The median cubital vein was punctured aseptically to obtain blood samples. To remove cells and debris, tubes containing EDTA were centrifuged at 3000× g for 10 min at 20 °C and stored as plasma and erythrocyte aliquots at –80 °C. According to previously published methods, oxidative stress biomarkers were assessed by measuring plasma levels of lipid peroxidation products (thiobarbituric acid reactive substances (TBARS)) [34], enzymatic antioxidants (erythrocyte activity levels of the enzymes catalase (CAT) [35] and superoxide dismutase (SOD) [36]) and non-enzymatic antioxidants (total antioxidant capacity of plasma (FRAP) [37]). The TBARS level was reported in nanomoles MDA per milligram of protein, SOD activity was reported in units (U) per milligram of protein and the CAT activity was reported in DE/min per milligram protein, where DE represents the variation in enzyme activity for 1 min. The total antioxidant capacity was reported as micrograms of FeSO4 per milligram of protein.

2.10. Dependent Variables

The following two dependent variables (muscle pain and lean body mass), representing the structural and functional aspects of the International Classification of Functioning, Disability and Health, were considered as dependent variables.
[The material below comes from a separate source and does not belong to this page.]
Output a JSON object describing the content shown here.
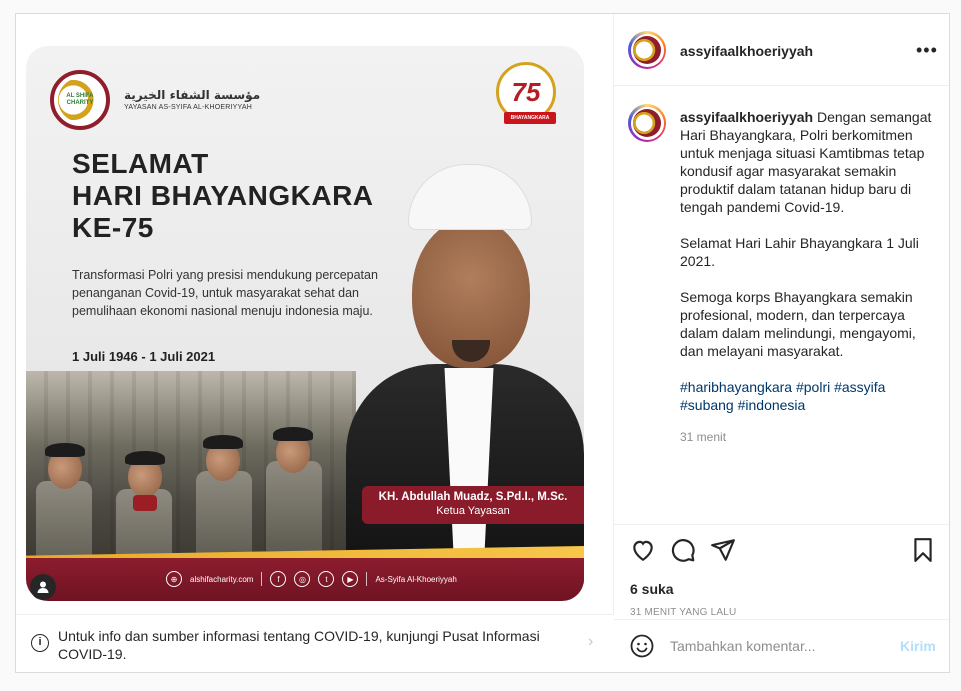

2.11. Determination of Muscle Pain

A visual analogue scale (VAS) was used to assess self-reported muscle pain. The patients did this by placing a mark on a 10 cm horizontal line between the two ends, with 0 cm representing no pain and 10 cm representing the worst pain imaginable. Because every pain experience is subjective, the VAS is a subjective scale. This means that factors other than the present pain feeling, such as the current mood, previous experiences and expectations, could influence each pain assessment. Despite this, the VAS is a well-established method of pain assessment, with several advantages—it is simple, effective and widely used in both research and clinical practice. Furthermore, the VAS has been shown to be a reliable tool for assessing both experimental and chronic pain. VAS cut-off points for pain-intensity-related interference with functioning have been suggested for mild (<3.4), moderate (3.5–6.4) and severe pain-related interference (>6.5) [38].

2.12. Determination of Lean Body Mass

Dual-energy X-ray absorptiometry: The lean body mass was determined using a densitometer (Lunar Radiation Corporation, Madison, WI, USA, model DPX) [39]. The appendicular lean body mass (ALM) was calculated as the sum of the four members’ muscle mass divided by their height squared (Baumgartner index), representing the lean body mass [40].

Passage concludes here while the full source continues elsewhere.